Reaction and Remedy

Channa Jayasekera, medical student

 

Channa Jayasekera, medical student

Les Todd.

First-year medical student Channa Jayasekera has a morning routine of waking at 7:00, groggily typing in www.bbcnews.com on the laptop by his bed, and scanning the headlines with eyes half open. His routine has not changed since he was a high-school student in Kandy, Sri Lanka, where he grew up and where his father still lives. (Jayasekera moved to the United States in 1999 to attend Cornell University.) But on the morning of December 26, as he was visiting his mother and brother at his brother's home in Vancouver over winter break, Jayasekera was startled awake.

The headlines he read ("Sri Lanka Searches For Survivors," "Eyewitness: Sri Lanka Tsunami," "Sea Surges Kill Thousands") made his heart race, and his hands shook as he picked up the phone to call his father. "He grew up in the city of Galle, a very picturesque, very old town, which was one of the worst affected," Jayasekera says. "It was impossible to get through to him. He finally called us later that night to tell us that some of our relatives--a family of five--were 'unaccounted for.' They had gone to a wildlife reserve by the ocean for the weekend."

Glued to his laptop, Jayasekera forgot about everything else: the neuroscience textbook he was planning to read, the Halo 2 video game he was planning to play. And as the estimates of dead rose by the tens of thousands, he says, "I developed a rather overwhelming desire to do something--something substantial."

But he wasn't sure what. He'd given money to the Canadian Red Cross, yet that somehow seemed too easy, and besides he could only give so much. If he had the funds to do it, he thought, he'd go to Sri Lanka himself. But the ticket cost much more than he could afford, and after all, he wondered, what skills could he offer? What help would he be?

And then an idea came to him. Jayasekera's friend, third-year med student Allison McCoy, is student-leader of a group called "REMEDY at Duke," which collects unused medical supplies and sends them overseas to places in need. "I got a list of the medical supplies appealed for by the Sri Lankan Health Ministry and called Allison to see if we could send some boxes to them," Jayasekera says.
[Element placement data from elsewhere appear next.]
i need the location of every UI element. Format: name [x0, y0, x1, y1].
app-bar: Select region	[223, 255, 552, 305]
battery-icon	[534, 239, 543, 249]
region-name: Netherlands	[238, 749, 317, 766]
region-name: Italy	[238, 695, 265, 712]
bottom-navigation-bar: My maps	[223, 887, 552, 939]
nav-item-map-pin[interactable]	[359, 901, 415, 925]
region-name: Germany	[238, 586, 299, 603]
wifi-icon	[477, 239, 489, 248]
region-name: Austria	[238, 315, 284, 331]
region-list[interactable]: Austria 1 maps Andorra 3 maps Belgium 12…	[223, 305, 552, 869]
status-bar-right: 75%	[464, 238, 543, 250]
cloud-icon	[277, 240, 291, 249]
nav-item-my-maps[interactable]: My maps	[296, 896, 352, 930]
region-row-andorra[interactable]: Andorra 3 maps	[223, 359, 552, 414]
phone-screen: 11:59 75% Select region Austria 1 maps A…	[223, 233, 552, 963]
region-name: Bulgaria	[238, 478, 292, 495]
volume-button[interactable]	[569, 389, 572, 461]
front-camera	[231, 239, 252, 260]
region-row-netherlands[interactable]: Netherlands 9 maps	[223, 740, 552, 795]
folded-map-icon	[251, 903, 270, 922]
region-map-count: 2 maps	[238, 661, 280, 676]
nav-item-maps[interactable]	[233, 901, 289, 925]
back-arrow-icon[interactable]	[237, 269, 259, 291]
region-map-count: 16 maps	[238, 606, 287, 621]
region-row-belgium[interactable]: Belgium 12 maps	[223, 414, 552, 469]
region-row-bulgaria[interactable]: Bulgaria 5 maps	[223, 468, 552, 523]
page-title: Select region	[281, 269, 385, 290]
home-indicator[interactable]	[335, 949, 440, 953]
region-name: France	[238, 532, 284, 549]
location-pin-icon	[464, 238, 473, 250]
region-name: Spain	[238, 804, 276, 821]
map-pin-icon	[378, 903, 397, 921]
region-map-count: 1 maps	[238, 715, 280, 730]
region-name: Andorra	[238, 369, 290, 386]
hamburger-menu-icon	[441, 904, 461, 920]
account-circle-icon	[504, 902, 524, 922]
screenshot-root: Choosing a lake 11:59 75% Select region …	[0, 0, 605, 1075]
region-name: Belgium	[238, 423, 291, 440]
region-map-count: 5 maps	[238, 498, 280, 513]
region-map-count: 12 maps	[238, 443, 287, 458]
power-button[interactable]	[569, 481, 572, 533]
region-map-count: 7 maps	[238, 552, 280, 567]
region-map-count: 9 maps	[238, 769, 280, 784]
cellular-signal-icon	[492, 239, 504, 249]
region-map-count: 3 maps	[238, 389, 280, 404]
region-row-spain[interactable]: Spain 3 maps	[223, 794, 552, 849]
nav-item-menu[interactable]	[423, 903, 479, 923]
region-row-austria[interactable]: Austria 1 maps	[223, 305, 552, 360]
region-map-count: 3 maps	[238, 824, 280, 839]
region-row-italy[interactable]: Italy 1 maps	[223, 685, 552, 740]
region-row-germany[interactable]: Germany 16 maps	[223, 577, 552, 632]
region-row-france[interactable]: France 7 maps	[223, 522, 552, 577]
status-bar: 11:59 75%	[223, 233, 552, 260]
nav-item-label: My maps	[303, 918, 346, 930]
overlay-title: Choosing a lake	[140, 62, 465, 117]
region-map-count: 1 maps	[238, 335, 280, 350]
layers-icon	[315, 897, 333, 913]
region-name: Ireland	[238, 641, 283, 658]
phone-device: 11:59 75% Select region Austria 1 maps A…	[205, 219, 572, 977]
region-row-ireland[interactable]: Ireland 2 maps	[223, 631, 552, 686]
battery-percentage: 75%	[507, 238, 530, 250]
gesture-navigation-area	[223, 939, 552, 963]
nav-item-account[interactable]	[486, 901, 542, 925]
McCoy responded immediately. She gave him access to the warehouse where the boxes are stored and let him repack them according to the list. "It was a huge sorting procedure, in excess of a hundred boxes," Jayasekera recalls. "But we had tremendous support from medical students, mostly first-years."

While his classmates packed up syringes and needles, surgical gloves and catheterization kits, Jayasekera took care of the logistics. He called Sri Lankan Airlines, which agreed to transport the boxes in collaboration with American Airlines, and found a distributor on the ground in Sri Lanka: the National Disaster Relief and Rehabilitation Fund. "They're a very reputable organization," says Jayasekera. "The supplies will be allocated without discrimination in the conflict areas."

Less than two weeks after the tsunami hit, Jayasekera was driving a cargo van, provided by Duke Medical Center's Multicultural Resource Center, full of supplies to New Jersey, where he met officials of American Airlines.

"It wasn't a huge intervention," he says. "It was just something we did very, very fast. In three days, we had it out of here."

"It was just a gut reaction. I kept seeing scenes of places I had been to so many times that were just devastated. And I guess you could say that I made that connection between the two--between a supplier and people in need."